Yellowknife est une collision étrange et attachante entre la rudesse de la frontière et une véritable sophistication, et on la sent dès la première heure après l’atterrissage. Le hall des arrivées de l’aéroport abrite un ours polaire empaillé, et la salle d’embarquement fait aussi office, allez savoir comment, de pièce la mieux éclairée du territoire. Le centre-ville aligne des bâtiments gouvernementaux trapus et une poignée de bons restaurants, et à cinq minutes de là, le Old Town dégringole vers le Grand lac des Esclaves dans un fouillis d’hydravions, d’usines de poisson et de maisons construites à même la roche parce qu’il n’y avait tout simplement pas d’endroit plus plat où les poser. Je suis arrivé en juillet, quand le lac — le neuvième plus grand au monde en volume — était libre de glace et grouillait d’hydravions roulant vers les pourvoiries de pêche accessibles uniquement par les airs, et la fameuse communauté de maisons flottantes du Old Town était entièrement à flot, une trentaine de logements ancrés dans la baie, sans adresse, sans services municipaux, complètement hors réseau par choix.

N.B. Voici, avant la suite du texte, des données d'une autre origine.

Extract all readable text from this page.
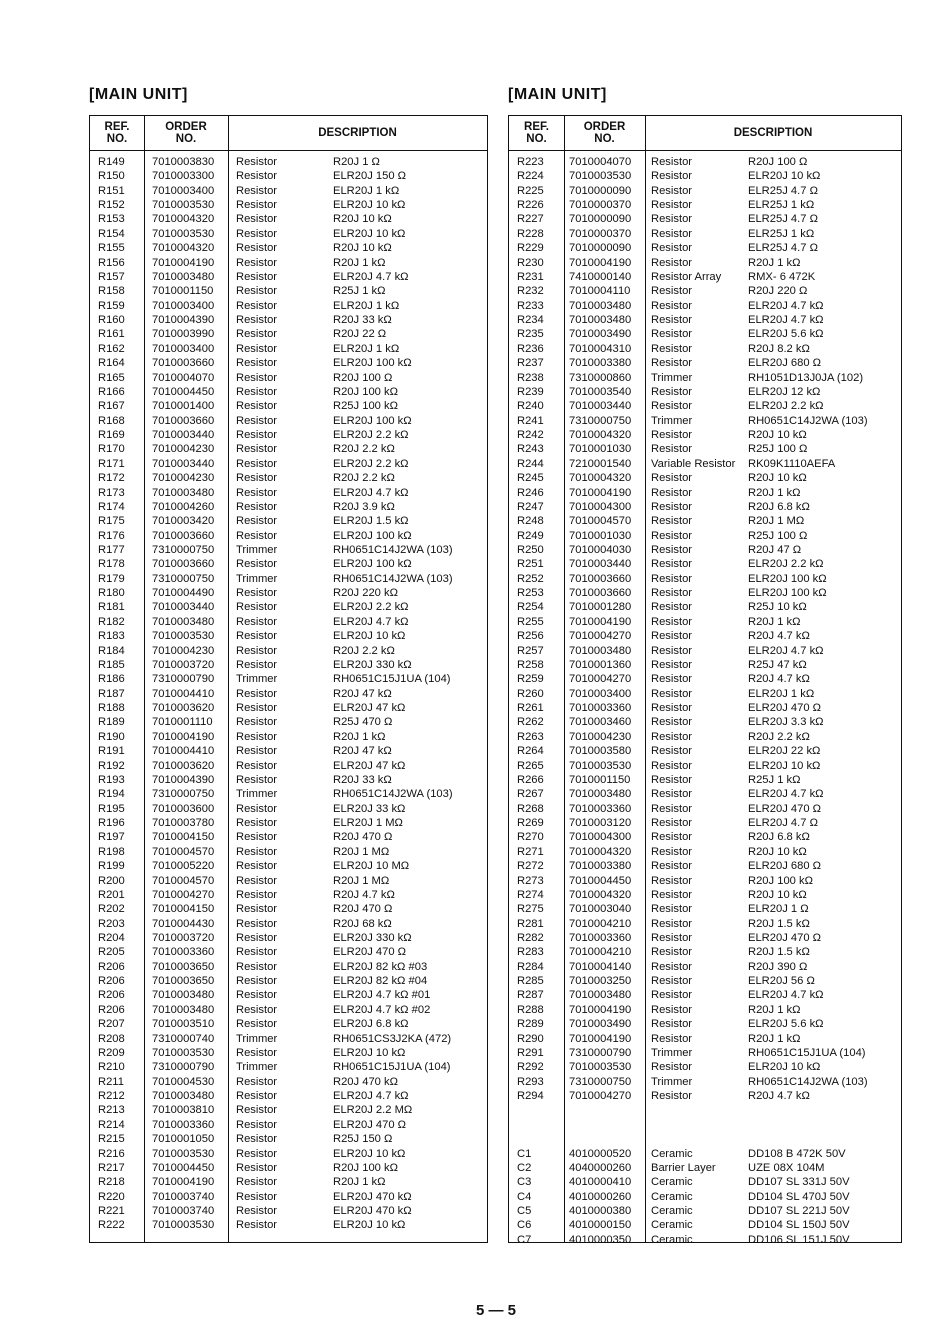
[MAIN UNIT]	[MAIN UNIT]
REF.
NO.
ORDER
NO.	DESCRIPTION
R149 7010003830 Resistor	R20J 1 Ω
R150 7010003300 Resistor	ELR20J 150 Ω
R151 7010003400 Resistor	ELR20J 1 kΩ
R152 7010003530 Resistor	ELR20J 10 kΩ
R153 7010004320 Resistor	R20J 10 kΩ
R154 7010003530 Resistor	ELR20J 10 kΩ
R155 7010004320 Resistor	R20J 10 kΩ
R156 7010004190 Resistor	R20J 1 kΩ
R157 7010003480 Resistor	ELR20J 4.7 kΩ
R158 7010001150 Resistor	R25J 1 kΩ
R159 7010003400 Resistor	ELR20J 1 kΩ
R160 7010004390 Resistor	R20J 33 kΩ
R161 7010003990 Resistor	R20J 22 Ω
R162 7010003400 Resistor	ELR20J 1 kΩ
R164 7010003660 Resistor	ELR20J 100 kΩ
R165 7010004070 Resistor	R20J 100 Ω
R166 7010004450 Resistor	R20J 100 kΩ
R167 7010001400 Resistor	R25J 100 kΩ
R168 7010003660 Resistor	ELR20J 100 kΩ
R169 7010003440 Resistor	ELR20J 2.2 kΩ
R170 7010004230 Resistor	R20J 2.2 kΩ
R171 7010003440 Resistor	ELR20J 2.2 kΩ
R172 7010004230 Resistor	R20J 2.2 kΩ
R173 7010003480 Resistor	ELR20J 4.7 kΩ
R174 7010004260 Resistor	R20J 3.9 kΩ
R175 7010003420 Resistor	ELR20J 1.5 kΩ
R176 7010003660 Resistor	ELR20J 100 kΩ
R177 7310000750 Trimmer	RH0651C14J2WA (103)
R178 7010003660 Resistor	ELR20J 100 kΩ
R179 7310000750 Trimmer	RH0651C14J2WA (103)
R180 7010004490 Resistor	R20J 220 kΩ
R181 7010003440 Resistor	ELR20J 2.2 kΩ
R182 7010003480 Resistor	ELR20J 4.7 kΩ
R183 7010003530 Resistor	ELR20J 10 kΩ
R184 7010004230 Resistor	R20J 2.2 kΩ
R185 7010003720 Resistor	ELR20J 330 kΩ
R186 7310000790 Trimmer	RH0651C15J1UA (104)
R187 7010004410 Resistor	R20J 47 kΩ
R188 7010003620 Resistor	ELR20J 47 kΩ
R189 7010001110 Resistor	R25J 470 Ω
R190 7010004190 Resistor	R20J 1 kΩ
R191 7010004410 Resistor	R20J 47 kΩ
R192 7010003620 Resistor	ELR20J 47 kΩ
R193 7010004390 Resistor	R20J 33 kΩ
R194 7310000750 Trimmer	RH0651C14J2WA (103)
R195 7010003600 Resistor	ELR20J 33 kΩ
R196 7010003780 Resistor	ELR20J 1 MΩ
R197 7010004150 Resistor	R20J 470 Ω
R198 7010004570 Resistor	R20J 1 MΩ
R199 7010005220 Resistor	ELR20J 10 MΩ
R200 7010004570 Resistor	R20J 1 MΩ
R201 7010004270 Resistor	R20J 4.7 kΩ
R202 7010004150 Resistor	R20J 470 Ω
R203 7010004430 Resistor	R20J 68 kΩ
R204 7010003720 Resistor	ELR20J 330 kΩ
R205 7010003360 Resistor	ELR20J 470 Ω
R206 7010003650 Resistor	ELR20J 82 kΩ #03
R206 7010003650 Resistor	ELR20J 82 kΩ #04
R206 7010003480 Resistor	ELR20J 4.7 kΩ #01
R206 7010003480 Resistor	ELR20J 4.7 kΩ #02
R207 7010003510 Resistor	ELR20J 6.8 kΩ
R208 7310000740 Trimmer	RH0651CS3J2KA (472)
R209 7010003530 Resistor	ELR20J 10 kΩ
R210 7310000790 Trimmer	RH0651C15J1UA (104)
R211	7010004530 Resistor	R20J 470 kΩ
R212 7010003480 Resistor	ELR20J 4.7 kΩ
R213 7010003810 Resistor	ELR20J 2.2 MΩ
R214 7010003360 Resistor	ELR20J 470 Ω
R215 7010001050 Resistor	R25J 150 Ω
R216 7010003530 Resistor	ELR20J 10 kΩ
R217 7010004450 Resistor	R20J 100 kΩ
R218 7010004190 Resistor	R20J 1 kΩ
R220 7010003740 Resistor	ELR20J 470 kΩ
R221 7010003740 Resistor	ELR20J 470 kΩ
R222 7010003530 Resistor	ELR20J 10 kΩ
REF.
NO.
ORDER
NO.	DESCRIPTION
R223 7010004070 Resistor	R20J 100 Ω
R224 7010003530 Resistor	ELR20J 10 kΩ
R225 7010000090 Resistor	ELR25J 4.7 Ω
R226 7010000370 Resistor	ELR25J 1 kΩ
R227 7010000090 Resistor	ELR25J 4.7 Ω
R228 7010000370 Resistor	ELR25J 1 kΩ
R229 7010000090 Resistor	ELR25J 4.7 Ω
R230 7010004190 Resistor	R20J 1 kΩ
R231 7410000140 Resistor Array RMX- 6 472K
R232 7010004110 Resistor	R20J 220 Ω
R233 7010003480 Resistor	ELR20J 4.7 kΩ
R234 7010003480 Resistor	ELR20J 4.7 kΩ
R235 7010003490 Resistor	ELR20J 5.6 kΩ
R236 7010004310 Resistor	R20J 8.2 kΩ
R237 7010003380 Resistor	ELR20J 680 Ω
R238 7310000860 Trimmer	RH1051D13J0JA (102)
R239 7010003540 Resistor	ELR20J 12 kΩ
R240 7010003440 Resistor	ELR20J 2.2 kΩ
R241 7310000750 Trimmer	RH0651C14J2WA (103)
R242 7010004320 Resistor	R20J 10 kΩ
R243 7010001030 Resistor	R25J 100 Ω
R244 7210001540 Variable Resistor RK09K1110AEFA
R245 7010004320 Resistor	R20J 10 kΩ
R246 7010004190 Resistor	R20J 1 kΩ
R247 7010004300 Resistor	R20J 6.8 kΩ
R248 7010004570 Resistor	R20J 1 MΩ
R249 7010001030 Resistor	R25J 100 Ω
R250 7010004030 Resistor	R20J 47 Ω
R251 7010003440 Resistor	ELR20J 2.2 kΩ
R252 7010003660 Resistor	ELR20J 100 kΩ
R253 7010003660 Resistor	ELR20J 100 kΩ
R254 7010001280 Resistor	R25J 10 kΩ
R255 7010004190 Resistor	R20J 1 kΩ
R256 7010004270 Resistor	R20J 4.7 kΩ
R257 7010003480 Resistor	ELR20J 4.7 kΩ
R258 7010001360 Resistor	R25J 47 kΩ
R259 7010004270 Resistor	R20J 4.7 kΩ
R260 7010003400 Resistor	ELR20J 1 kΩ
R261 7010003360 Resistor	ELR20J 470 Ω
R262 7010003460 Resistor	ELR20J 3.3 kΩ
R263 7010004230 Resistor	R20J 2.2 kΩ
R264 7010003580 Resistor	ELR20J 22 kΩ
R265 7010003530 Resistor	ELR20J 10 kΩ
R266 7010001150 Resistor	R25J 1 kΩ
R267 7010003480 Resistor	ELR20J 4.7 kΩ
R268 7010003360 Resistor	ELR20J 470 Ω
R269 7010003120 Resistor	ELR20J 4.7 Ω
R270 7010004300 Resistor	R20J 6.8 kΩ
R271 7010004320 Resistor	R20J 10 kΩ
R272 7010003380 Resistor	ELR20J 680 Ω
R273 7010004450 Resistor	R20J 100 kΩ
R274 7010004320 Resistor	R20J 10 kΩ
R275 7010003040 Resistor	ELR20J 1 Ω
R281 7010004210 Resistor	R20J 1.5 kΩ
R282 7010003360 Resistor	ELR20J 470 Ω
R283 7010004210 Resistor	R20J 1.5 kΩ
R284 7010004140 Resistor	R20J 390 Ω
R285 7010003250 Resistor	ELR20J 56 Ω
R287 7010003480 Resistor	ELR20J 4.7 kΩ
R288 7010004190 Resistor	R20J 1 kΩ
R289 7010003490 Resistor	ELR20J 5.6 kΩ
R290 7010004190 Resistor	R20J 1 kΩ
R291 7310000790 Trimmer	RH0651C15J1UA (104)
R292 7010003530 Resistor	ELR20J 10 kΩ
R293 7310000750 Trimmer	RH0651C14J2WA (103)
R294 7010004270 Resistor	R20J 4.7 kΩ
C1	4010000520 Ceramic	DD108 B 472K 50V
C2	4040000260 Barrier Layer	UZE 08X 104M
C3	4010000410 Ceramic	DD107 SL 331J 50V
C4	4010000260 Ceramic	DD104 SL 470J 50V
C5	4010000380 Ceramic	DD107 SL 221J 50V
C6	4010000150 Ceramic	DD104 SL 150J 50V
C7	4010000350 Ceramic	DD106 SL 151J 50V
5 — 5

La capitale des aurores, méritée

Mais la vraie réputation de Yellowknife, c’est l’hiver, et ce n’est pas du battage marketing. La ville se trouve presque directement sous l’ovale auroral, cet anneau autour du pôle magnétique où les aurores boréales sont statistiquement les plus actives, et elle compte près de deux cents nuits claires par an pour vraiment les voir — une combinaison qui en fait sans doute le meilleur site d’observation des aurores facilement accessible sur toute la planète. Je suis allé dans un campement de tipis chauffés sur la glace du lac avec un opérateur spécialisé, thermos de thé à la main, et en moins d’une heure le ciel était passé d’une brume verte discrète à des rideaux complets ondulant juste au-dessus de nos têtes, assez lumineux pour projeter des ombres sur la neige. Le guide, qui avait vu ça plusieurs centaines de nuits d’affilée, s’est quand même tu et a simplement regardé.

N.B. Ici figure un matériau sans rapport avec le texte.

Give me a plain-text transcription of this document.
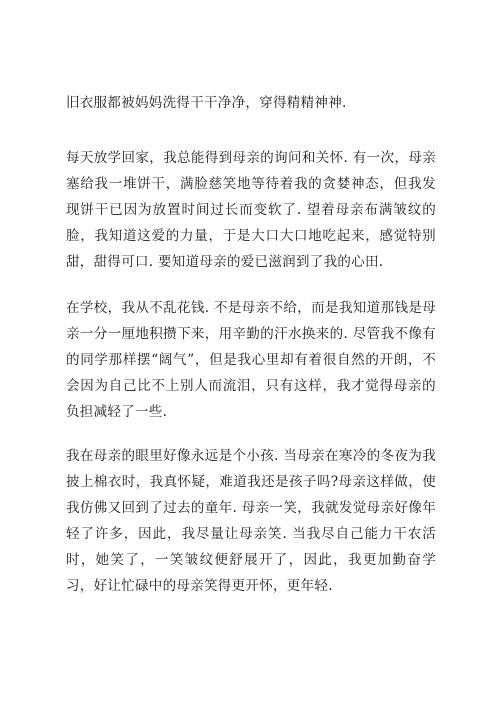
旧衣服都被妈妈洗得干干净净，穿得精精神神.

每天放学回家，我总能得到母亲的询问和关怀. 有一次，母亲塞给我一堆饼干，满脸慈笑地等待着我的贪婪神态，但我发现饼干已因为放置时间过长而变软了. 望着母亲布满皱纹的脸，我知道这爱的力量，于是大口大口地吃起来，感觉特别甜，甜得可口. 要知道母亲的爱已滋润到了我的心田.

在学校，我从不乱花钱. 不是母亲不给，而是我知道那钱是母亲一分一厘地积攒下来，用辛勤的汗水换来的. 尽管我不像有的同学那样摆“阔气”，但是我心里却有着很自然的开朗，不会因为自己比不上别人而流泪，只有这样，我才觉得母亲的负担减轻了一些.

我在母亲的眼里好像永远是个小孩. 当母亲在寒冷的冬夜为我披上棉衣时，我真怀疑，难道我还是孩子吗?母亲这样做，使我仿佛又回到了过去的童年. 母亲一笑，我就发觉母亲好像年轻了许多，因此，我尽量让母亲笑. 当我尽自己能力干农活时，她笑了，一笑皱纹便舒展开了，因此，我更加勤奋学习，好让忙碌中的母亲笑得更开怀，更年轻.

Maisons flottantes prises dans la glace de la baie de Yellowknife en hiver avec la silhouette du Old Town en arrière-plan

Des diamants sous tout ça

L’autre chose qui définit le Yellowknife moderne, ce sont les diamants. Depuis le milieu des années 1990, plusieurs mines de diamants colossales ont ouvert au nord de la ville — Ekati, Diavik, Gahcho Kué — transformant ce qui fut autrefois une ville minière aurifère (son nom vient littéralement des couteaux à lame de cuivre que les Dénés Yellowknives échangeaient jadis) en l’une des capitales du diamant les plus improbables au monde. Les mines elles-mêmes sont des exploitations reculées, accessibles uniquement par avion, mais leur poids économique se ressent partout en centre-ville, des vitrines de taille et polissage de diamants aux travailleurs en rotation qui remplissent le salon de l’aéroport à chaque changement d’équipe. J’ai visité le Prince of Wales Northern Heritage Centre et j’en suis reparti avec une bien meilleure idée de la façon dont l’identité de cette ville a été réécrite deux fois en un siècle — couteaux de cuivre, puis or, puis diamants — à chaque fois selon ce que valait la roche du sous-sol.

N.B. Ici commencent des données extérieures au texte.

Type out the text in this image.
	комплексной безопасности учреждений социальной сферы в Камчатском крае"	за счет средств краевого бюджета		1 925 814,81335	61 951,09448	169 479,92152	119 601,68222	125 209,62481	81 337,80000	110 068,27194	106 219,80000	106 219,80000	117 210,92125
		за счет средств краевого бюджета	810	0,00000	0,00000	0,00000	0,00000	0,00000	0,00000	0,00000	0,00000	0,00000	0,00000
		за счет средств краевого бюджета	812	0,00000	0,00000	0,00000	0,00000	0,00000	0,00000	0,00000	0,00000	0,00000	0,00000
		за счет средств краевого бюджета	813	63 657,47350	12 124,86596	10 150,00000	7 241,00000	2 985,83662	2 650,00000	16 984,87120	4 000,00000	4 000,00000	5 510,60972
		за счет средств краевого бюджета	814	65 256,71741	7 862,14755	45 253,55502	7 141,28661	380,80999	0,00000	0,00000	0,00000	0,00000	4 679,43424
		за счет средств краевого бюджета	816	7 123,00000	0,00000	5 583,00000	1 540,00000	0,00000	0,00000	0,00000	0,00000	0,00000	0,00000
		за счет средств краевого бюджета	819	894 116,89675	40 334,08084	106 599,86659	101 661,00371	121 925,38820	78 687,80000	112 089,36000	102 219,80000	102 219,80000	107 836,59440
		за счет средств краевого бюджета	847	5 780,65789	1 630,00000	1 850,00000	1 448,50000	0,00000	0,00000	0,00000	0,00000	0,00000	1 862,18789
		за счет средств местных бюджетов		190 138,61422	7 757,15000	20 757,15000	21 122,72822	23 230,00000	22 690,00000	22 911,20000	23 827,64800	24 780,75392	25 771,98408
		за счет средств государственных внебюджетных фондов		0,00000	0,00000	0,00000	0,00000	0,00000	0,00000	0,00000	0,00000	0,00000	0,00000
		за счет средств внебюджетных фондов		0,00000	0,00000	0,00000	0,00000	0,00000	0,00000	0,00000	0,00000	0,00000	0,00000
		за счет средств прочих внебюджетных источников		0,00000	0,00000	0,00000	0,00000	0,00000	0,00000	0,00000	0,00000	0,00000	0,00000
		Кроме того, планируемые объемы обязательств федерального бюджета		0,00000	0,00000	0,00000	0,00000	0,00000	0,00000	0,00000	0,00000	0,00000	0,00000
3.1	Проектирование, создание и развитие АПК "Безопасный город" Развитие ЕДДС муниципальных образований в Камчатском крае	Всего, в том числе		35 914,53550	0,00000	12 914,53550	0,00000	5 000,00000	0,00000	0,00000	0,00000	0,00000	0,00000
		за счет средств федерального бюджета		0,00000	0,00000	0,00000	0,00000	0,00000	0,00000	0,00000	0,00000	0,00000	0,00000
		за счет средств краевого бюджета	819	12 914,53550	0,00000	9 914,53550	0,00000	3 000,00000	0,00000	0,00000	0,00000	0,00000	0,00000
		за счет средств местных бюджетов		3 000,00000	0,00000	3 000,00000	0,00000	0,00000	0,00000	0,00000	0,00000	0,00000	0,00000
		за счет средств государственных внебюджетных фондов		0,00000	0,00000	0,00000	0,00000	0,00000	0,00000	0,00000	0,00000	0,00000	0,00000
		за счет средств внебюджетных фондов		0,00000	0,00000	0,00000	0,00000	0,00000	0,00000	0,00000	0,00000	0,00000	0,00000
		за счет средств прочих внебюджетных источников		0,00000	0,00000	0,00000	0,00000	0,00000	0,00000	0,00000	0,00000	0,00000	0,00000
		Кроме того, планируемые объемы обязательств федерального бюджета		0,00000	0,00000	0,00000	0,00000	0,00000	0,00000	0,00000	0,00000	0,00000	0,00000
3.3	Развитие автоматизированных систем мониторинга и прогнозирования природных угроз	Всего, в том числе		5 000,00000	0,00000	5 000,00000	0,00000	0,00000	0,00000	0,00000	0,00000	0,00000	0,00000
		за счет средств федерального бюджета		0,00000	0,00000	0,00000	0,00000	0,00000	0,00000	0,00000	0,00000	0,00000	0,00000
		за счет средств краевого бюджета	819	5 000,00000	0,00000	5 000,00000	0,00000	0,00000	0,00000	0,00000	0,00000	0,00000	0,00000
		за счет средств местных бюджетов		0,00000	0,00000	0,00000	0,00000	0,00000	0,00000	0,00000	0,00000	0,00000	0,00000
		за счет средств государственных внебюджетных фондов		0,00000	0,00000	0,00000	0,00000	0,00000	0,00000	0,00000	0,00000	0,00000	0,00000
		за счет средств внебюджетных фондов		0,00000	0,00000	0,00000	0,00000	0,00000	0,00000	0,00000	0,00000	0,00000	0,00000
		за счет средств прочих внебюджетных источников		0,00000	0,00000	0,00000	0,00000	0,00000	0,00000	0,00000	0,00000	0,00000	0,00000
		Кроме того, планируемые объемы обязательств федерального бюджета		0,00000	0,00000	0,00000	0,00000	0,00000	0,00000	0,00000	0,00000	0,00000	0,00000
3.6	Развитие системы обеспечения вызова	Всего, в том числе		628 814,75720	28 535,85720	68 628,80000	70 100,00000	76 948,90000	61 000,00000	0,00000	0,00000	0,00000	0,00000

Vue aérienne d'une mine de diamants à ciel ouvert dans la toundra subarctique près de Yellowknife

Le Wildcat Cafe du Old Town, un bâtiment bas en rondins qui sert des repas depuis la ruée vers l’or des années 1930, prépare un omble arctique tellement bon que j’y suis retourné deux fois en quatre jours, assis à de longues tables communes avec des mineurs, des fonctionnaires et des touristes, tous mélangés sans distinction.

Quand y aller : de mi-novembre à mars pour les aurores les plus fiables, dans des nuits gelées et silencieuses sous la neige ; de juin à août pour le soleil de minuit, les maisons flottantes et la pêche sur les lacs accessibles uniquement par avion.